Varoluşsal Hâl Üzerinden Ahlakiliği Çerçeveleme Denemesi: Hâlsel/Düşünümsel EtikTrying to Frame Morality over Existential State: Stative/Reflective Ethics


Creative Commons License

Gülpınar M. A.

Ahlak Çalışmaları ve Ahlak Felsefesi, cilt.2, sa.1, ss.1-29, 2022 (Hakemli Dergi)

Özet

Bu yazıda ahlâkilik, “varoluşsal hâl” üzerinden temellendirilebilir mi sorusuna cevap aranmaya çalışılmıştır. Ahlâkın “akıl” veya “duygu” yerine varoluşsal hâl üzerinden çerçevelendirilmesinin gerekçeleri ve imkânları tartışılmıştır. Bu arayışta karşıtlıklar üzerinden yürütülen tekçi veya ikili düşünce yaklaşımları yerine “farkı var’layan birlik” düşüncesi benimsenmiştir.
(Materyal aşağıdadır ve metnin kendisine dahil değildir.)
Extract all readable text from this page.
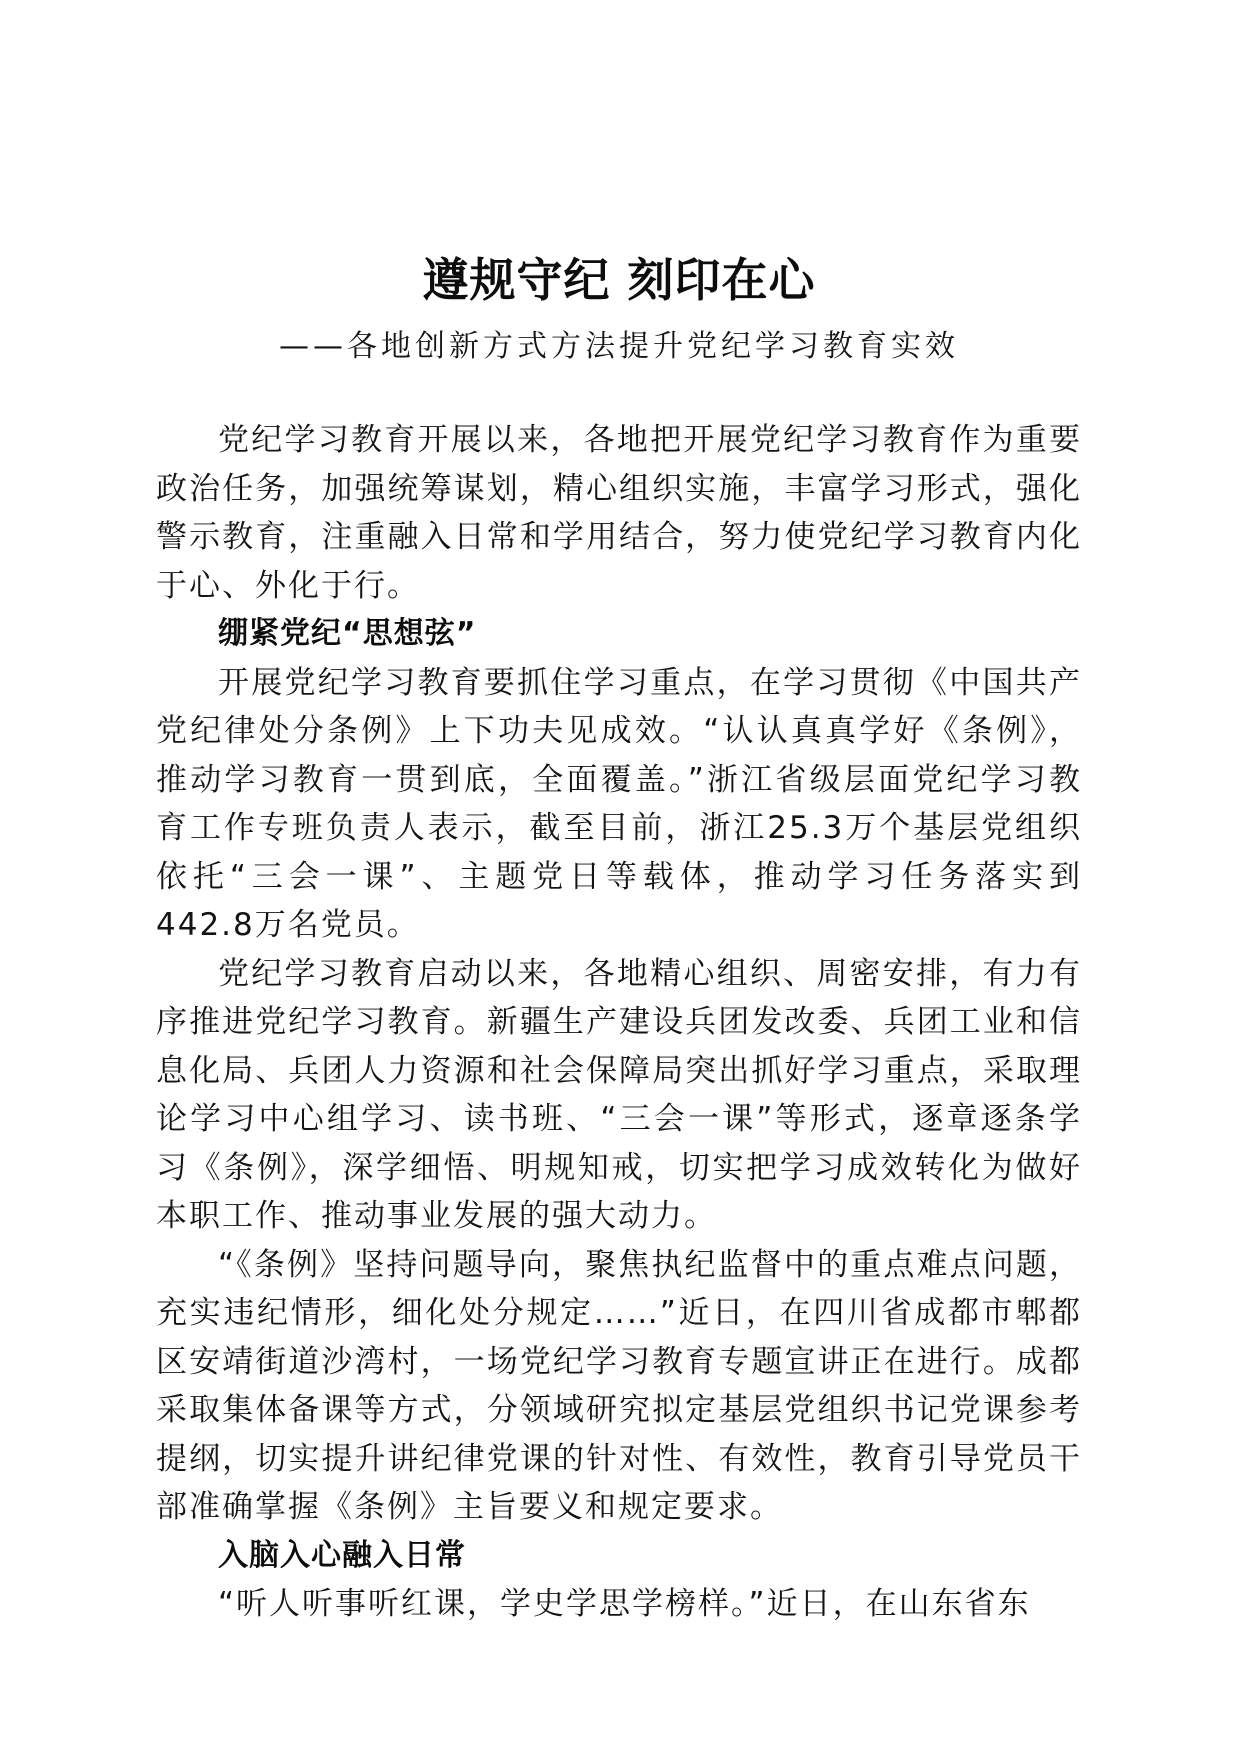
遵规守纪 刻印在心
——各地创新方式方法提升党纪学习教育实效

党纪学习教育开展以来，各地把开展党纪学习教育作为重要政治任务，加强统筹谋划，精心组织实施，丰富学习形式，强化警示教育，注重融入日常和学用结合，努力使党纪学习教育内化于心、外化于行。

绷紧党纪“思想弦”

开展党纪学习教育要抓住学习重点，在学习贯彻《中国共产党纪律处分条例》上下功夫见成效。“认认真真学好《条例》，推动学习教育一贯到底，全面覆盖。”浙江省级层面党纪学习教育工作专班负责人表示，截至目前，浙江25.3万个基层党组织依托“三会一课”、主题党日等载体，推动学习任务落实到442.8万名党员。

党纪学习教育启动以来，各地精心组织、周密安排，有力有序推进党纪学习教育。新疆生产建设兵团发改委、兵团工业和信息化局、兵团人力资源和社会保障局突出抓好学习重点，采取理论学习中心组学习、读书班、“三会一课”等形式，逐章逐条学习《条例》，深学细悟、明规知戒，切实把学习成效转化为做好本职工作、推动事业发展的强大动力。

“《条例》坚持问题导向，聚焦执纪监督中的重点难点问题，充实违纪情形，细化处分规定……”近日，在四川省成都市郫都区安靖街道沙湾村，一场党纪学习教育专题宣讲正在进行。成都采取集体备课等方式，分领域研究拟定基层党组织书记党课参考提纲，切实提升讲纪律党课的针对性、有效性，教育引导党员干部准确掌握《条例》主旨要义和规定要求。

入脑入心融入日常

“听人听事听红课，学史学思学榜样。”近日，在山东省东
Yine ahlâki düşünsellikleri “akılsallık” veya “akılsallaştırma”lar ile gerçekleştirmenin beraberinde getirdiği durumlar ve sonuçlar değerlendirilmiştir. Ötekine açık akılsallıkların ahlâkilikler ve ahlâki pratikler üretirken; ötekine kapalı akılsallaştırmaların daha çok ahlâkçılık ve kategorik “iyi” ve “kötü”ler üzerinden giden ahlâkçı pratiklerle sonuçlanması üzerine düşünülmüştür. Bu düşünüm iki örnek üzerinden açılmıştır: Pandemi sürecindeki “aşı karşıtlığı/ kararsızlığı” ve İstanbul Sözleşmesi etrafında yürütülen kadın ve aileye yönelik tartışmalar. Hem genel hem de İstanbul Sözleşmesi tartışmaları üzerinden “kendilik ve şahsiyet olarak kadın” bağlamında ahlâkilik ele alınmıştır. Akılsallıklar çerçevesinde oluşturulacak ahlâk sistemlerinin, teorilerinin ve toplumsal/kültürel ahlâki pratiklerin ana hatları ile çerçevesi çizilmeye çalışılmıştır. Bu çerçevelemenin merkezi kavramları şunlardır: “arada’lık”, “ahlâki mesafe”, “yönelimsellik”, “fark”, “kendilik” ve “şahsiyet”. Bu kavramlar üzerinden “hâlsel/düşünümsel etik”, kendilik etiği, şahsiyet etiği ve meydanda etik/meydan etiği ele alınmıştır.


In this article, it has been tried to find an answer to the question of whether morality can be based on the “existential state”. The rationale and possibilities of framing morality through the existential state instead of reason or emotion have been discussed. In this quest, the idea of unity with valued diversity has been adopted instead of monist or dualistic thinking approaches carried out through oppositions. Also, the situations and results brought about by realizing moral reflections with rationality and rationalization have been evaluated. The fact that rationalities open to the “other” produce moralities and moral practices, while rationalizations closed to the “other” result in moralistic practices that go through moralism and categorical "good" and "evil" have been thought over. This reflection has been expanded through two examples: “vaccine opposition/ indecision” during the pandemic process and the discussions about women and families carried on over the Istanbul Convention. Morality has been tackled in the context of "woman as self and personality", both in general and through various discussions over the Istanbul Convention. The moral systems, theories and social/ cultural moral practices that are to be formed within the framework of open rationalities have been tried to be outlined. The central concepts of this framing are: “inbetweenness”, “moral distance, “intentionality”, “diversity/ distinctness”, “self” and "personality". Through these concepts, “existentially stative/ reflective ethics”, selfhood and ethics, personalistic ethics and ethics in agora have been discussed.